Гетман остался один и погрузился в невеселые думы. Да, теперь всего можно ждать от доли! Не коршуны, но и горлинки станут клевать! А давно ли было, — весь Киев его встречал восторженно с хоругвями, с крестами, народ ползал перед ним на коленях и называл его спасителем отчизны... А теперь он готов проклясть своего батька, и проклянет, проклянет!
— Но что ж я учинил? — воскликнул громко Богдан.
«Что? А то, — казнил себя беспощадно гетман, — что тешил ты больше гордыню свою, чем о меньшей братии заботился, — оттого-то и отступился от тебя бог, а за ним и народ. Да... — простонал он тоскливо, — праведен суд твой, господи, но пусть падет на меня лишь гнев твой святой! Только бы скорее! Ждать с минуты на минуту удара и не ведать, откуда грянет беда, — о, это невыносимо!»
Гетман пригнулся с тоскою, словно увидя занесенный над ним сверкающий меч; но в белесоватой мгле никого не было видно и кругом стояла все еще мертвая тишина. «Что это? — подумал он. — Уж рассвет, а я точно на кладбище... Умерли все или разбежались и бросили своего гетмана одного разделываться с ляхом».
— Гей, кто там? Джура! — крикнул, привставши с колоды, Богдан.
Никто не отозвался; но издали послышался в ответ на призыв гетмана глухой рокот грома. Гетман остолбенел и прислушался. Раскат повторился снова, и от него задрожала под ногами земля.
— Что это? — прошептал гетман в тревоге. — Мгла и гроза! Или необычайное что-то творится в природе, или это гром ворожьих гармат? И все спят! Гей, гайдуки! — вскрикнул он и выстрелил из пистолета.
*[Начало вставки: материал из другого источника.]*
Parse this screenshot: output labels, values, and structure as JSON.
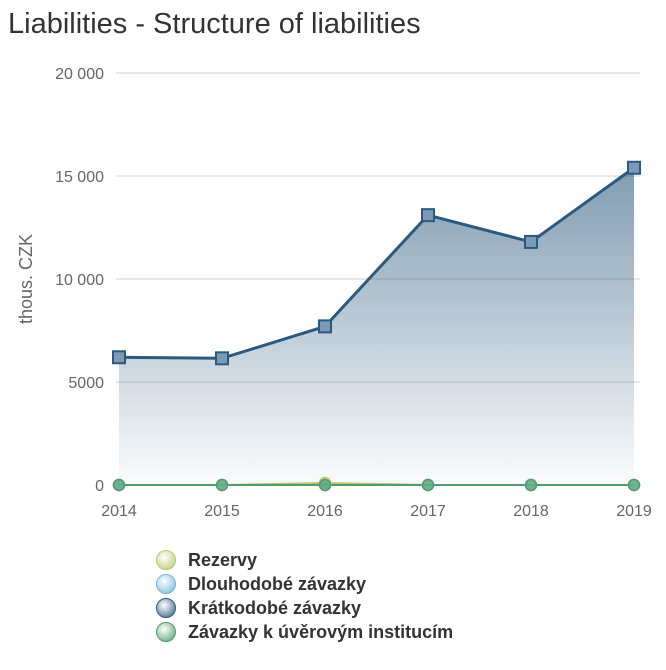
{
  "title": "Liabilities - Structure of liabilities",
  "chart_data": {
    "type": "area",
    "title": "Liabilities - Structure of liabilities",
    "ylabel": "thous. CZK",
    "xlabel": "",
    "ylim": [
      0,
      20000
    ],
    "yticks": [
      0,
      5000,
      10000,
      15000,
      20000
    ],
    "ytick_labels": [
      "0",
      "5000",
      "10 000",
      "15 000",
      "20 000"
    ],
    "categories": [
      "2014",
      "2015",
      "2016",
      "2017",
      "2018",
      "2019"
    ],
    "grid": true,
    "legend_position": "bottom",
    "series": [
      {
        "name": "Rezervy",
        "values": [
          0,
          0,
          100,
          0,
          0,
          0
        ],
        "color": "#b5c96a",
        "marker": "circle"
      },
      {
        "name": "Dlouhodobé závazky",
        "values": [
          0,
          0,
          0,
          0,
          0,
          0
        ],
        "color": "#6fb7d8",
        "marker": "circle"
      },
      {
        "name": "Krátkodobé závazky",
        "values": [
          6200,
          6150,
          7700,
          13100,
          11800,
          15400
        ],
        "color": "#2c5a7e",
        "marker": "square",
        "filled": true
      },
      {
        "name": "Závazky k úvěrovým institucím",
        "values": [
          0,
          0,
          0,
          0,
          0,
          0
        ],
        "color": "#4f9d6e",
        "marker": "circle"
      }
    ]
  }
}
Все всполошились и засуетились кругом; в тумане замелькали двигающиеся тени; поднялся тревожный гомон и шум.
— Где, где ясновельможный? — послышался невдалеке крик джуры.
— Здесь! Что там? — отозвался Богдан.
— Гонец, ясновельможный, — заговорил молодой хлопец дрожащим, взволнованным голосом, — ляхи перешли Стырь. Ярема ударил всеми силами на наш осередок.
— Коня мне! До зброи! — зычно скомандовал гетман и бросился было бодро к палатке, но в это время раздался быстро приближающийся топот коней и кто-то заревел у палатки:
— Где гетман? Богдан узнал голос Кривоноса и остолбенел. Из тумана выплыла перед ним грозная фигура.